PREAMBULE
PENDANT des millénaires, les magnifiques dragons de Pern s'étaient fièrement dépensés au service de l'humanité. Et les hommes qui les montaient étaient, au plein sens du terme, une race à part, douée de pouvoirs télépathiques spéciaux, développée au long des siècles pour être unie aux dragons dans la lutte qu'ils menaient pour défendre la planète contre l'horreur des Fils d'argent qui, périodiquement, pleuvaient doucement de l'espace. Les chevaliers-dragons, non moins que les nobles bêtes qu'ils chevauchaient, constituaient l'élite de Pern, les fiers héritiers du droit de défendre leur planète.
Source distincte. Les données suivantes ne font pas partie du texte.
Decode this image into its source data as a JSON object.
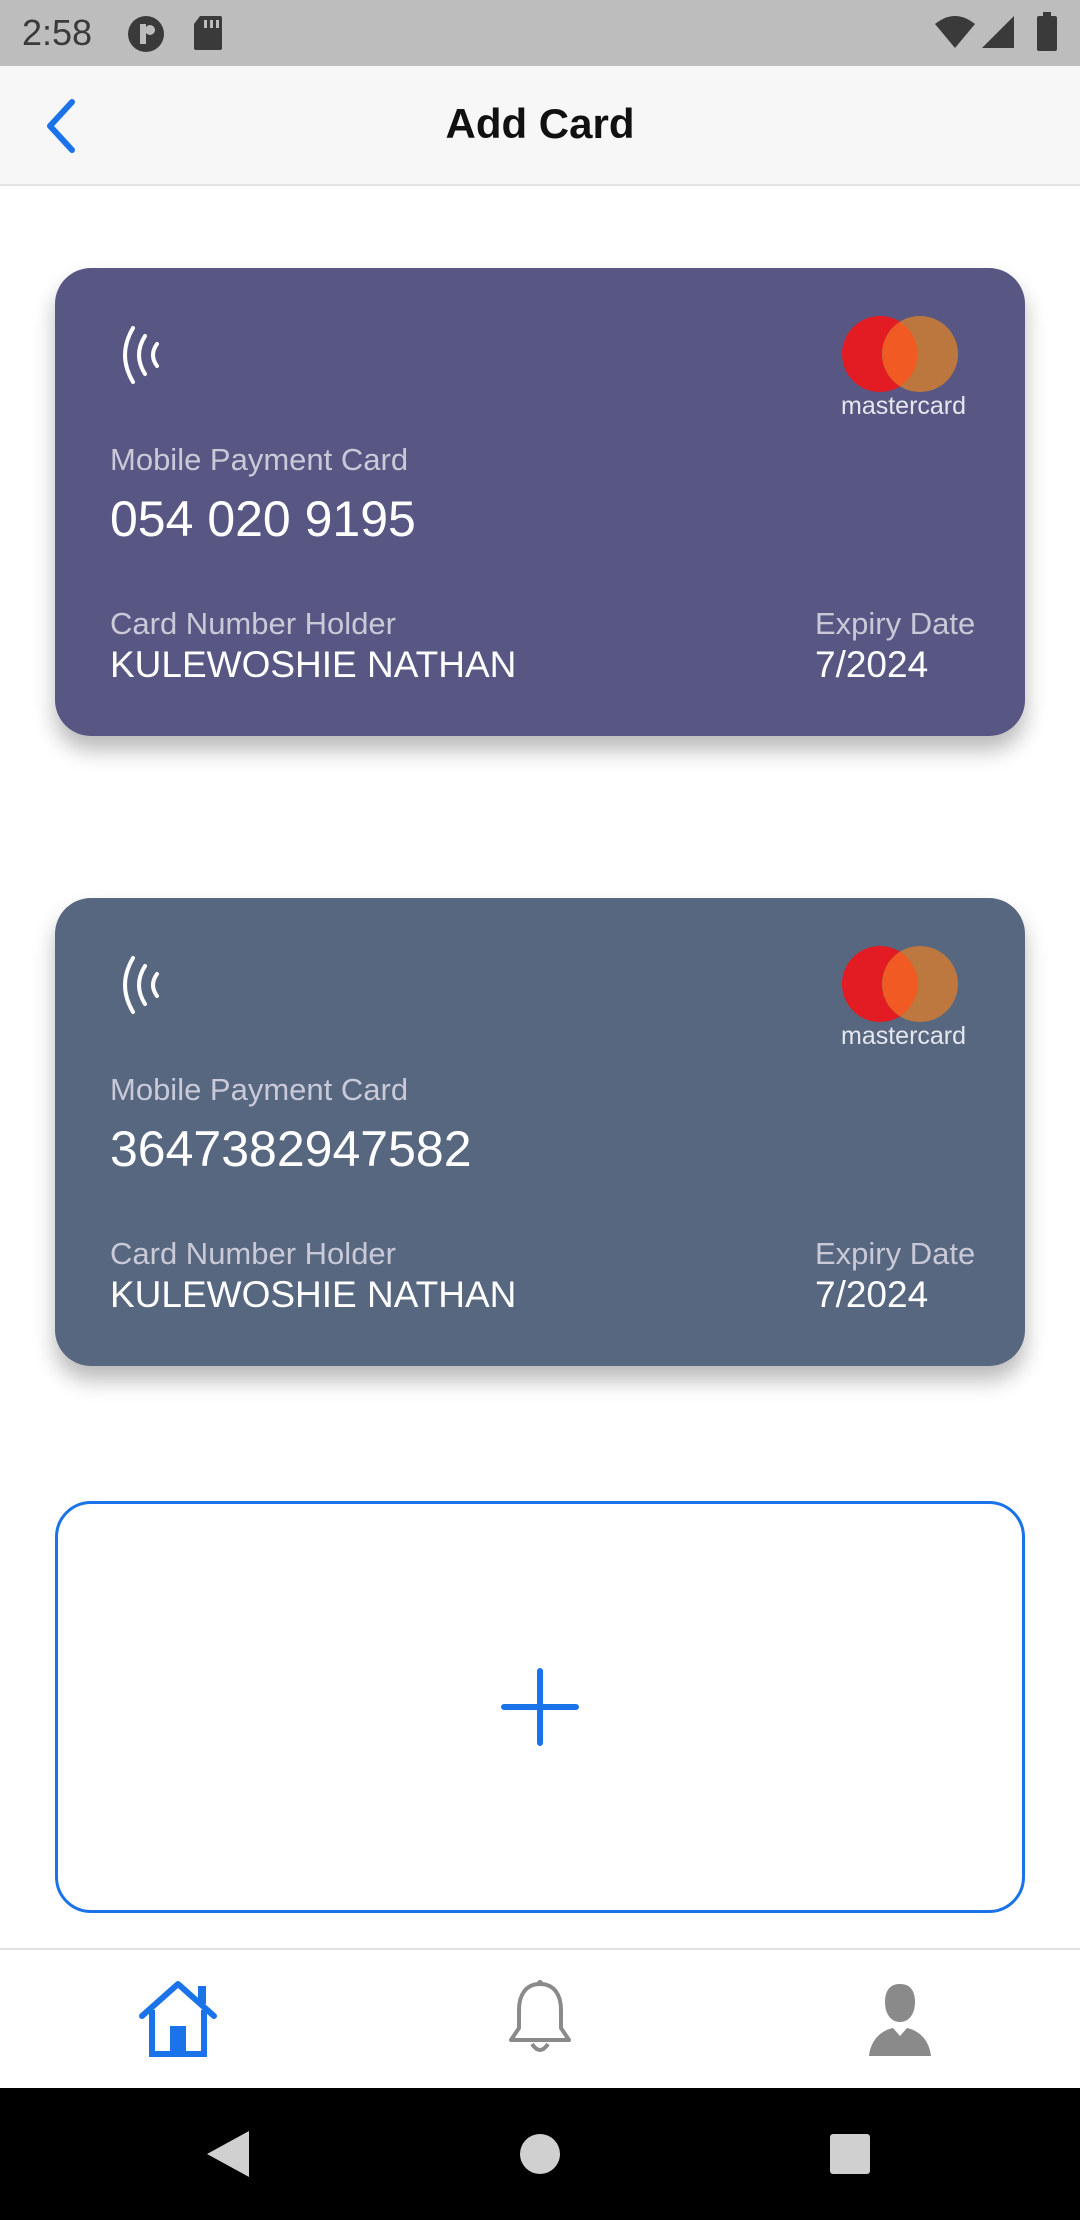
{
  "status_bar": {
    "time": "2:58",
    "icons": [
      "app-notification-icon",
      "sd-card-icon",
      "wifi-icon",
      "signal-icon",
      "battery-icon"
    ]
  },
  "app_bar": {
    "back_icon": "chevron-left-icon",
    "title": "Add Card"
  },
  "cards": [
    {
      "type_label": "Mobile Payment Card",
      "number": "054 020 9195",
      "holder_label": "Card Number Holder",
      "holder_name": "KULEWOSHIE NATHAN",
      "expiry_label": "Expiry Date",
      "expiry": "7/2024",
      "brand": "mastercard",
      "color": "#585784"
    },
    {
      "type_label": "Mobile Payment Card",
      "number": "3647382947582",
      "holder_label": "Card Number Holder",
      "holder_name": "KULEWOSHIE NATHAN",
      "expiry_label": "Expiry Date",
      "expiry": "7/2024",
      "brand": "mastercard",
      "color": "#56677f"
    }
  ],
  "add_card": {
    "icon": "plus-icon",
    "accent": "#1a73e8"
  },
  "bottom_nav": {
    "items": [
      {
        "icon": "home-icon",
        "active": true
      },
      {
        "icon": "bell-icon",
        "active": false
      },
      {
        "icon": "user-icon",
        "active": false
      }
    ],
    "active_color": "#1a73e8",
    "inactive_color": "#8a8a8a"
  },
  "system_nav": {
    "icons": [
      "back-triangle-icon",
      "home-circle-icon",
      "recents-square-icon"
    ]
  }
}
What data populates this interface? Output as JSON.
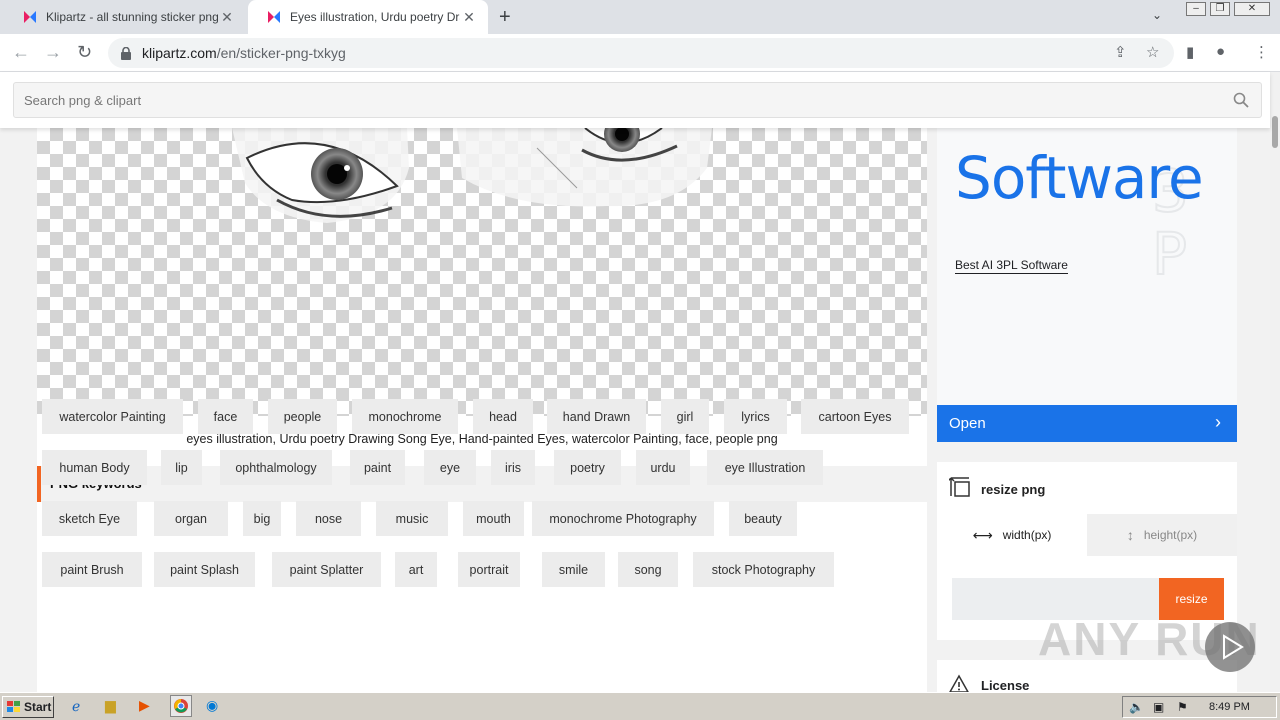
{
  "browser": {
    "tabs": [
      {
        "title": "Klipartz - all stunning sticker png images"
      },
      {
        "title": "Eyes illustration, Urdu poetry Drawing Song Eye"
      }
    ],
    "url_host": "klipartz.com",
    "url_path": "/en/sticker-png-txkyg"
  },
  "search": {
    "placeholder": "Search png & clipart"
  },
  "main": {
    "caption": "eyes illustration, Urdu poetry Drawing Song Eye, Hand-painted Eyes, watercolor Painting, face, people png",
    "keywords_heading": "PNG keywords",
    "keywords": [
      "watercolor Painting",
      "face",
      "people",
      "monochrome",
      "head",
      "hand Drawn",
      "girl",
      "lyrics",
      "cartoon Eyes",
      "human Body",
      "lip",
      "ophthalmology",
      "paint",
      "eye",
      "iris",
      "poetry",
      "urdu",
      "eye Illustration",
      "sketch Eye",
      "organ",
      "big",
      "nose",
      "music",
      "mouth",
      "monochrome Photography",
      "beauty",
      "paint Brush",
      "paint Splash",
      "paint Splatter",
      "art",
      "portrait",
      "smile",
      "song",
      "stock Photography"
    ]
  },
  "ad": {
    "headline": "Software",
    "sub": "Best AI 3PL Software",
    "open_label": "Open",
    "accent": "#1a73e8"
  },
  "resize": {
    "title": "resize png",
    "width_tab": "width(px)",
    "height_tab": "height(px)",
    "button": "resize",
    "accent": "#f26522"
  },
  "license": {
    "title": "License"
  },
  "taskbar": {
    "start": "Start",
    "clock": "8:49 PM"
  },
  "watermark": "ANY RUN"
}
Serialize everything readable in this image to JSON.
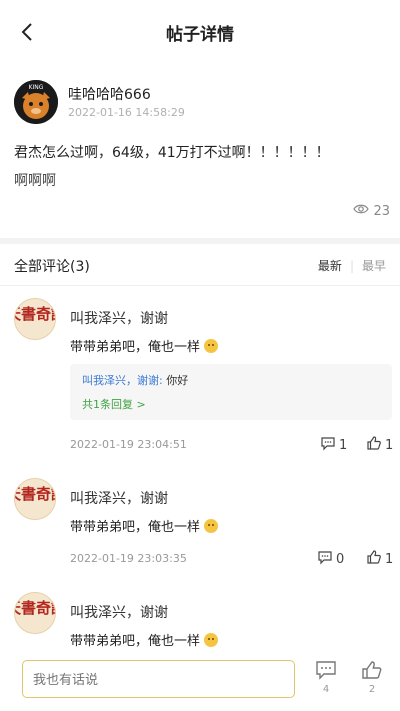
{
  "header": {
    "title": "帖子详情"
  },
  "post": {
    "author": "哇哈哈哈666",
    "time": "2022-01-16 14:58:29",
    "text_line1": "君杰怎么过啊，64级，41万打不过啊！！！！！！",
    "text_line2": "啊啊啊",
    "views": "23",
    "avatar_label": "KING"
  },
  "comments_header": {
    "title": "全部评论(3)",
    "sort_latest": "最新",
    "sort_earliest": "最早"
  },
  "comments": [
    {
      "name": "叫我泽兴，谢谢",
      "text": "带带弟弟吧，俺也一样",
      "reply": {
        "author": "叫我泽兴，谢谢:",
        "text": "你好",
        "more": "共1条回复 >"
      },
      "time": "2022-01-19 23:04:51",
      "replies": "1",
      "likes": "1",
      "avatar_text": "天書奇譚"
    },
    {
      "name": "叫我泽兴，谢谢",
      "text": "带带弟弟吧，俺也一样",
      "time": "2022-01-19 23:03:35",
      "replies": "0",
      "likes": "1",
      "avatar_text": "天書奇譚"
    },
    {
      "name": "叫我泽兴，谢谢",
      "text": "带带弟弟吧，俺也一样",
      "avatar_text": "天書奇譚"
    }
  ],
  "bottom": {
    "placeholder": "我也有话说",
    "comments_count": "4",
    "likes_count": "2"
  },
  "colors": {
    "accent_green": "#3fa343",
    "link_blue": "#3a7bd5",
    "input_border": "#e0c66a"
  }
}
Mais il y avait bien longtemps que Pern n'avait plus besoin d'être défendue, et les traditionalistes aussi bien que les payeurs de la dîme avaient la mémoire courte. Le Weyr des Dragons était en pleine décadence, ses ressources misérables et, surtout, les dragons de combat ne constituaient plus qu'une poignée d'escadrilles, pitoyablement insuffisantes pour défendre une planète entière quand viendraient à nouveau les Fils.
Et ils viendraient...
Quand une légende devient-elle une légende ? Quand un mythe devient-il un mythe ? Quelle ancienneté et quelle inutilité un certain fait doit-il atteindre pour être relégué dans la catégorie des « contes de fées » ? Et pourquoi certains faits demeurent-ils indiscutables, tandis que d'autres perdent toute valeur et prennent un caractère instable et précaire ?
Rukbat, dans le secteur du Sagittaire, était une étoile dorée de type G. Elle avait cinq planètes, plus un planétoïde errant qu'elle avait capté et retenait depuis de récents millénaires. Sa troisième planète possédait une atmosphère que l'homme pouvait respirer, de l'eau qu'il pouvait boire, et une gravité qui lui permettait de marcher debout. Les hommes l'avaient découverte et s'étaient hâtés de la coloniser. Ils avaient fait de même pour toutes les planètes habitables, puis, soit par dureté de cœur, soit parce que leur empire s'était écroulé (les colonisés ne l'avaient jamais découvert, et avaient même oublié de le demander), ils avaient laissé leurs colonies se débrouiller toutes seules.
Quand les hommes s'étaient établis sur le troisième monde de Rukbat et l'avaient baptisé Pern, ils n'avaient prêté que peu d'attention au planétoïde errant, qui tournait autour de son soleil d'adoption en une orbite elliptique terriblement irrégulière. En quelques générations, ils l'avaient oublié. La course désespérée que l'errant poursuivait l'amenait près de sa sœur adoptive tous les deux cents ans (terrestres) au périhélie.
Quand les aspects étaient harmonieux et que la conjonction le plaçait assez près de sa planète-sœur, ce qui était souvent le cas, la vie indigène du planétoïde errant tentait de franchir le gouffre d'espace qui la séparait de la planète plus tempérée et plus hospitalière.
C'est durant la lutte frénétique livrée pour combattre cette menace, tombant du ciel de Pern sous la forme de filaments argentés, que Pern perdit ses derniers contacts avec la planète-mère. A chaque génération, les souvenirs de la Terre s'effaçaient de plus en plus de l'histoire pernaise puis, après avoir dégénéré en légendes et en mythes, ils tombèrent dans l'oubli.
Pour prévenir les incursions des Fils redoutés, les habitants de Pern, avec l'ingéniosité qu'ils avaient héritée de leurs ancêtres terriens maintenant oubliés, avaient développé une variété animale hautement spécialisée, indigène à leur planète d'adoption. Tous les humains possédant une forte empathie et quelques dons télépathiques étaient entraînés à utiliser et préserver cet étrange animal dont les dons de téléportation étaient extrêmement précieux dans la lutte féroce qu'ils menaient pour qu'aucun Fil ne pût atterrir sur Pern.
Les dragons ailés crachant des flammes (baptisés d'après l'animal de la légende terrestre auquel ils ressemblaient), leurs chevaliers-dragons (qui constituaient une race à part) et le danger qu'ils combattaient créèrent à leur tour tout un groupe de légendes et de mythes nouveaux.
Une fois débarrassée du péril imminent des Fils, Pern s'installa dans une vie plus confortable. Les descendants des héros tombèrent en disgrâce, et les légendes en discrédit.